Today we conclude our series on how best to make asset allocation decisions. It's an easy decision when
the analysis of your ability, willingness and need to take risk leads to the
same conclusion. For example, one can have
a high ability and willingness to take risk but little need. In that case, the
answer is simple: Because the marginal utility of additional wealth is likely low, the
need to take risk should dominate the decision.
However, conflicts often get in the way, making the choices more difficult. Consider the following situation:
Philip is an extremely nervous
investor. His willingness to take risk would probably produce an equity
allocation approaching zero. He knows, however, that a very low equity
allocation is apt to produce very little, if any, growth in the real value of
his portfolio. This directly conflicts with his personal objective to retire
within 10 to 15 years.
To attain this objective, Philip knows he must take more
risk, so he chooses an equity allocation of at least 80 percent. The lower the
equity allocation, the longer he would have to continue working. His
willingness to take risk proved to be in direct conflict with his personal
goals. For Philip, there was no correct answer to this conundrum. He would
have to choose which of his objectives would have greater priority -- the need
to sleep well or the desire for early retirement.
Ultimately, Philip decided his early retirement objective should take priority. He realized this decision was apt to produce those sleepless nights and that his ability and willingness to stay the course might be sorely tested.
Choosing the higher equity
allocation (taking more risk) was the right choice for Philip, but it might not be
the right choice for you.
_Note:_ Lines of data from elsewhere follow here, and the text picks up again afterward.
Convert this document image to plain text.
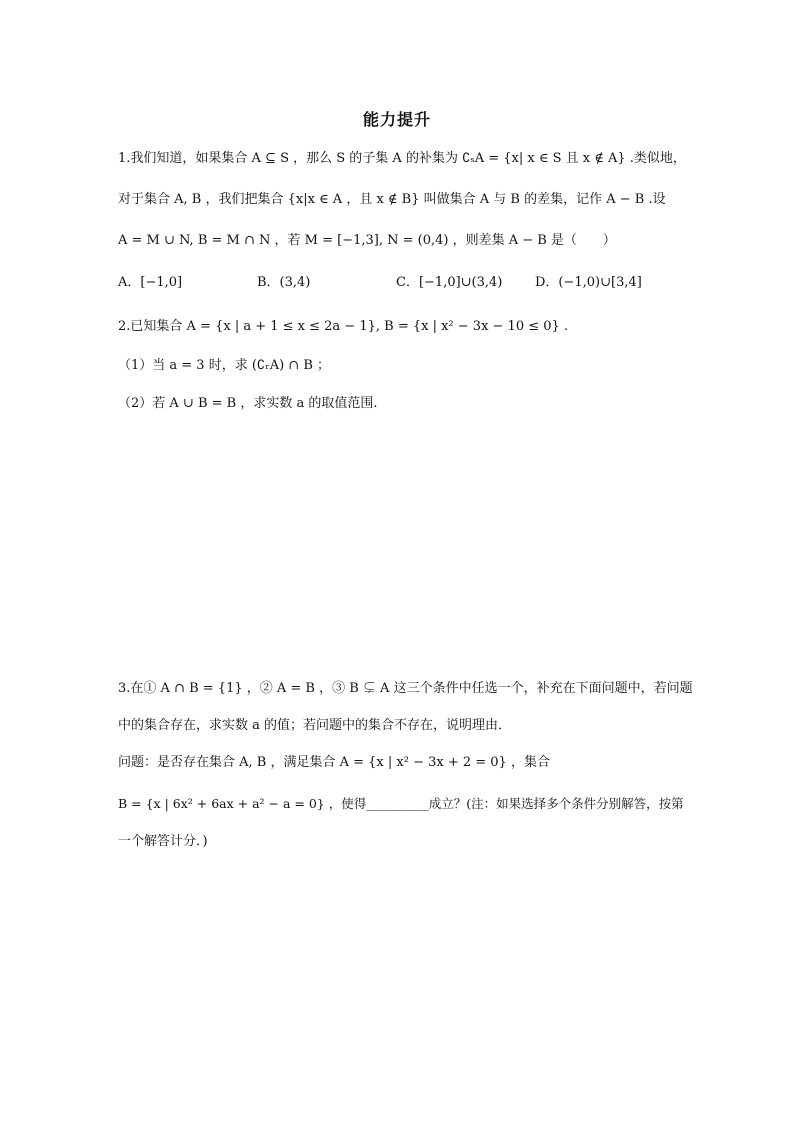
能力提升
1.我们知道，如果集合 A ⊆ S ，那么 S 的子集 A 的补集为 ∁ₛA = {x| x ∈ S 且 x ∉ A} .类似地，
对于集合 A, B ，我们把集合 {x|x ∈ A ，且 x ∉ B} 叫做集合 A 与 B 的差集，记作 A − B .设
A = M ∪ N, B = M ∩ N ，若 M = [−1,3], N = (0,4) ，则差集 A − B 是（　　）
A．[−1,0]	B．(3,4)	C．[−1,0]∪(3,4)	D．(−1,0)∪[3,4]
2.已知集合 A = {x | a + 1 ≤ x ≤ 2a − 1}, B = {x | x² − 3x − 10 ≤ 0} .
（1）当 a = 3 时，求 (∁ᵣA) ∩ B ；
（2）若 A ∪ B = B ，求实数 a 的取值范围.
3.在① A ∩ B = {1} ，② A = B ，③ B ⊊ A 这三个条件中任选一个，补充在下面问题中，若问题
中的集合存在，求实数 a 的值；若问题中的集合不存在，说明理由．
问题：是否存在集合 A, B ，满足集合 A = {x | x² − 3x + 2 = 0} ，集合
B = {x | 6x² + 6ax + a² − a = 0} ，使得__________成立？(注：如果选择多个条件分别解答，按第
一个解答计分．)
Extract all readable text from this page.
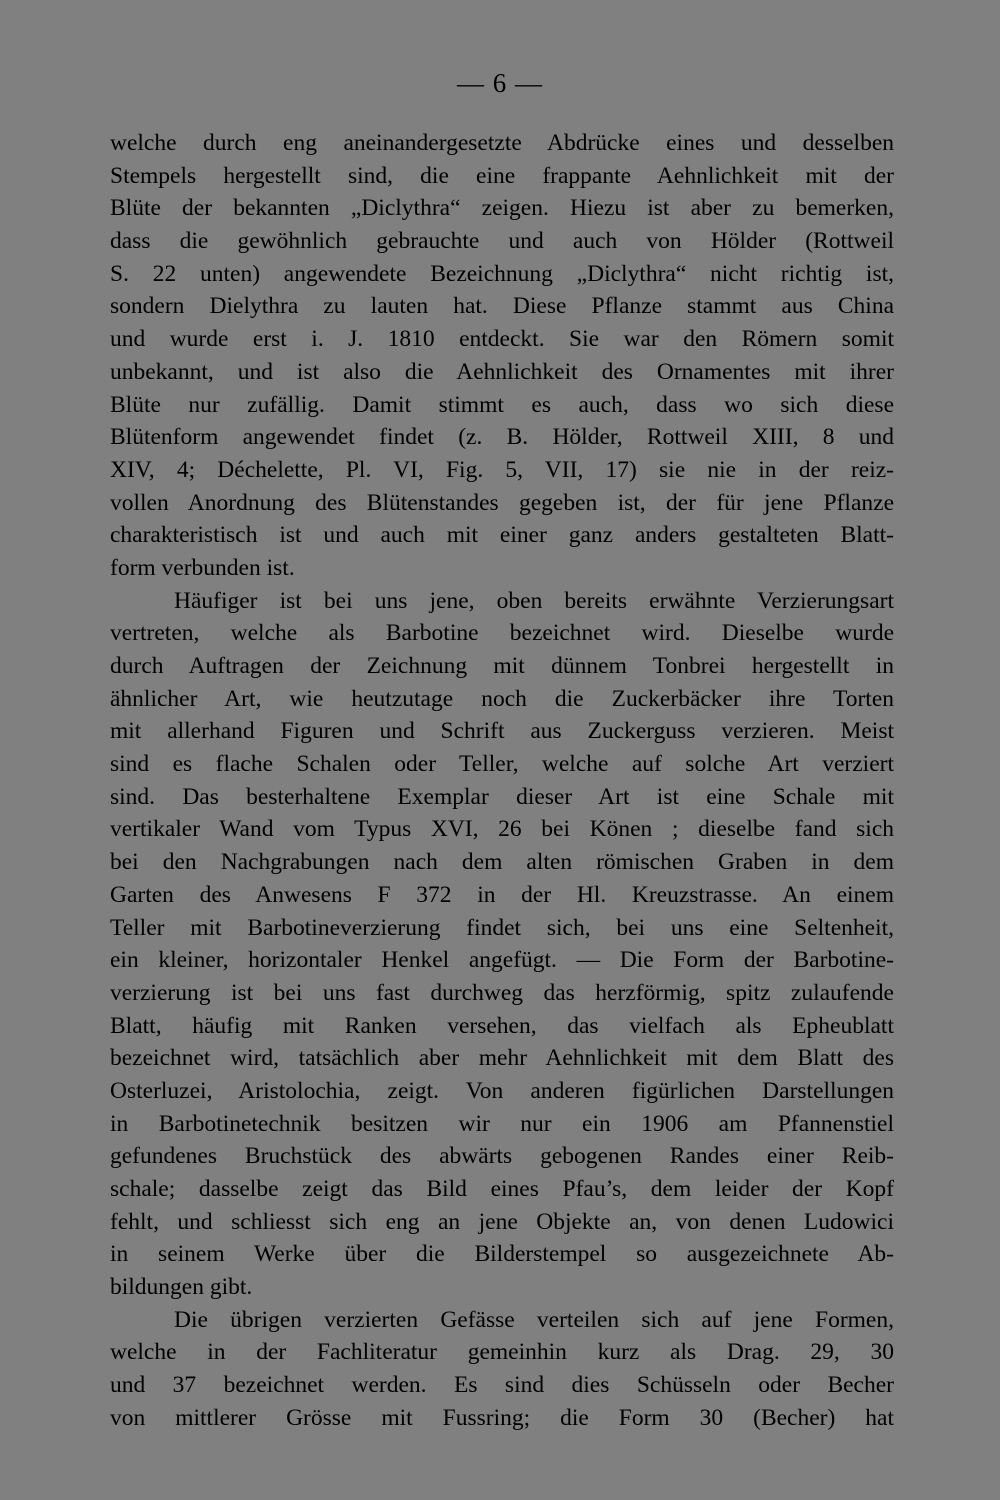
— 6 —
welche durch eng aneinandergesetzte Abdrücke eines und desselben
Stempels hergestellt sind, die eine frappante Aehnlichkeit mit der
Blüte der bekannten „Diclythra“ zeigen. Hiezu ist aber zu bemerken,
dass die gewöhnlich gebrauchte und auch von Hölder (Rottweil
S. 22 unten) angewendete Bezeichnung „Diclythra“ nicht richtig ist,
sondern Dielythra zu lauten hat. Diese Pflanze stammt aus China
und wurde erst i. J. 1810 entdeckt. Sie war den Römern somit
unbekannt, und ist also die Aehnlichkeit des Ornamentes mit ihrer
Blüte nur zufällig. Damit stimmt es auch, dass wo sich diese
Blütenform angewendet findet (z. B. Hölder, Rottweil XIII, 8 und
XIV, 4; Déchelette, Pl. VI, Fig. 5, VII, 17) sie nie in der reiz-
vollen Anordnung des Blütenstandes gegeben ist, der für jene Pflanze
charakteristisch ist und auch mit einer ganz anders gestalteten Blatt-
form verbunden ist.
Häufiger ist bei uns jene, oben bereits erwähnte Verzierungsart
vertreten, welche als Barbotine bezeichnet wird. Dieselbe wurde
durch Auftragen der Zeichnung mit dünnem Tonbrei hergestellt in
ähnlicher Art, wie heutzutage noch die Zuckerbäcker ihre Torten
mit allerhand Figuren und Schrift aus Zuckerguss verzieren. Meist
sind es flache Schalen oder Teller, welche auf solche Art verziert
sind. Das besterhaltene Exemplar dieser Art ist eine Schale mit
vertikaler Wand vom Typus XVI, 26 bei Könen ; dieselbe fand sich
bei den Nachgrabungen nach dem alten römischen Graben in dem
Garten des Anwesens F 372 in der Hl. Kreuzstrasse. An einem
Teller mit Barbotineverzierung findet sich, bei uns eine Seltenheit,
ein kleiner, horizontaler Henkel angefügt. — Die Form der Barbotine-
verzierung ist bei uns fast durchweg das herzförmig, spitz zulaufende
Blatt, häufig mit Ranken versehen, das vielfach als Epheublatt
bezeichnet wird, tatsächlich aber mehr Aehnlichkeit mit dem Blatt des
Osterluzei, Aristolochia, zeigt. Von anderen figürlichen Darstellungen
in Barbotinetechnik besitzen wir nur ein 1906 am Pfannenstiel
gefundenes Bruchstück des abwärts gebogenen Randes einer Reib-
schale; dasselbe zeigt das Bild eines Pfau’s, dem leider der Kopf
fehlt, und schliesst sich eng an jene Objekte an, von denen Ludowici
in seinem Werke über die Bilderstempel so ausgezeichnete Ab-
bildungen gibt.
Die übrigen verzierten Gefässe verteilen sich auf jene Formen,
welche in der Fachliteratur gemeinhin kurz als Drag. 29, 30
und 37 bezeichnet werden. Es sind dies Schüsseln oder Becher
von mittlerer Grösse mit Fussring; die Form 30 (Becher) hat
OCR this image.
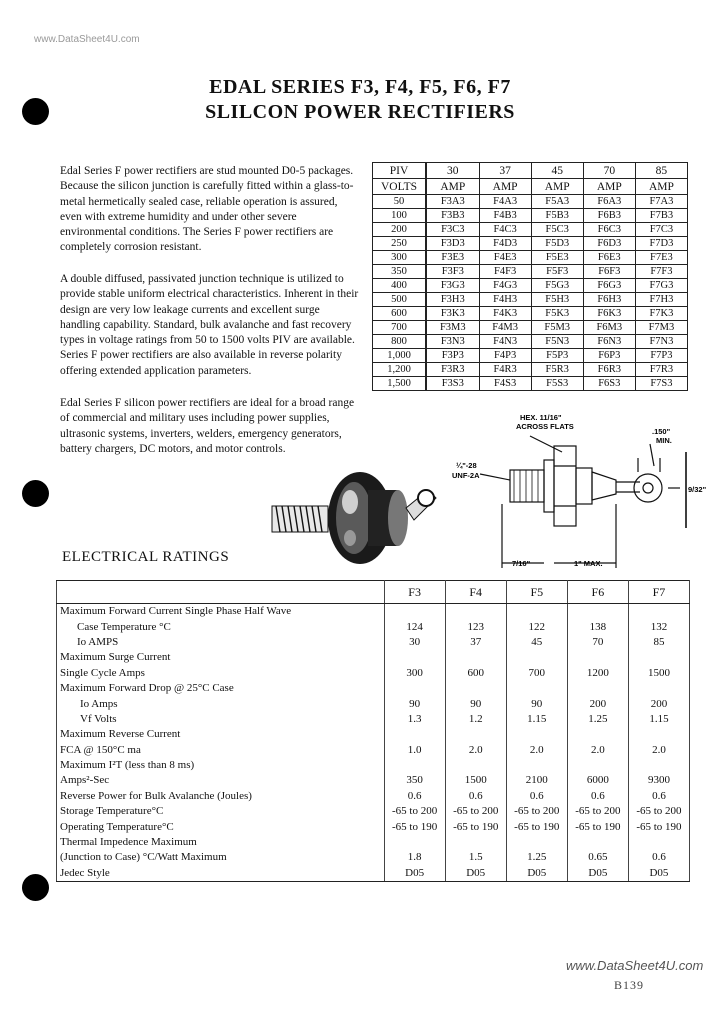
www.DataSheet4U.com
www.DataSheet4U.com
EDAL SERIES F3, F4, F5, F6, F7
SLILCON POWER RECTIFIERS
Edal Series F power rectifiers are stud mounted D0-5 packages. Because the silicon junction is carefully fitted within a glass-to-metal hermetically sealed case, reliable operation is assured, even with extreme humidity and under other severe environmental conditions. The Series F power rectifiers are completely corrosion resistant.
A double diffused, passivated junction technique is utilized to provide stable uniform electrical characteristics. Inherent in their design are very low leakage currents and excellent surge handling capability. Standard, bulk avalanche and fast recovery types in voltage ratings from 50 to 1500 volts PIV are available. Series F power rectifiers are also available in reverse polarity offering extended application parameters.
Edal Series F silicon power rectifiers are ideal for a broad range of commercial and military uses including power supplies, ultrasonic systems, inverters, welders, emergency generators, battery chargers, DC motors, and motor controls.
PIV	30	37	45	70	85
VOLTS	AMP	AMP	AMP	AMP	AMP
50	F3A3	F4A3	F5A3	F6A3	F7A3
100	F3B3	F4B3	F5B3	F6B3	F7B3
200	F3C3	F4C3	F5C3	F6C3	F7C3
250	F3D3	F4D3	F5D3	F6D3	F7D3
300	F3E3	F4E3	F5E3	F6E3	F7E3
350	F3F3	F4F3	F5F3	F6F3	F7F3
400	F3G3	F4G3	F5G3	F6G3	F7G3
500	F3H3	F4H3	F5H3	F6H3	F7H3
600	F3K3	F4K3	F5K3	F6K3	F7K3
700	F3M3	F4M3	F5M3	F6M3	F7M3
800	F3N3	F4N3	F5N3	F6N3	F7N3
1,000	F3P3	F4P3	F5P3	F6P3	F7P3
1,200	F3R3	F4R3	F5R3	F6R3	F7R3
1,500	F3S3	F4S3	F5S3	F6S3	F7S3
HEX. 11/16"
ACROSS FLATS
.150"
MIN.
¼"-28
UNF-2A
9/32"
7/16"	1" MAX.
ELECTRICAL RATINGS
	F3	F4	F5	F6	F7
Maximum Forward Current Single Phase Half Wave					
Case Temperature °C	124	123	122	138	132
Io AMPS	30	37	45	70	85
Maximum Surge Current					
Single Cycle Amps	300	600	700	1200	1500
Maximum Forward Drop @ 25°C Case					
Io Amps	90	90	90	200	200
Vf Volts	1.3	1.2	1.15	1.25	1.15
Maximum Reverse Current					
FCA @ 150°C ma	1.0	2.0	2.0	2.0	2.0
Maximum I²T (less than 8 ms)					
Amps²-Sec	350	1500	2100	6000	9300
Reverse Power for Bulk Avalanche (Joules)	0.6	0.6	0.6	0.6	0.6
Storage Temperature°C	-65 to 200	-65 to 200	-65 to 200	-65 to 200	-65 to 200
Operating Temperature°C	-65 to 190	-65 to 190	-65 to 190	-65 to 190	-65 to 190
Thermal Impedence Maximum					
(Junction to Case) °C/Watt Maximum	1.8	1.5	1.25	0.65	0.6
Jedec Style	D05	D05	D05	D05	D05
B139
In general, I recommend choosing the lowest equity
allocation derived from the three tests (ability, willingness and need) and then altering your goals. For
example, if you find you have a higher need to take risk than your ability or
willingness suggests, your plan should use the lower equity allocation
recommended by the ability and willingness to take risks.
Otherwise, if the risks show up -- in the form of bear markets or negative events such as divorce or job loss -- the plan will fail and you may not be able to successfully adapt to the change in circumstances. The alternative is to lower your goal, save more now and/or plan on working longer.
Keep in mind that the more options one
has, the more risk one can take. Having said that, before taking a higher level
of risk, make sure you are truly willing to exercise those options. For instance, while it
may be possible to move to an area that has a lower cost of living, if your spouse doesn't
want to leave the grandchildren, it won't happen.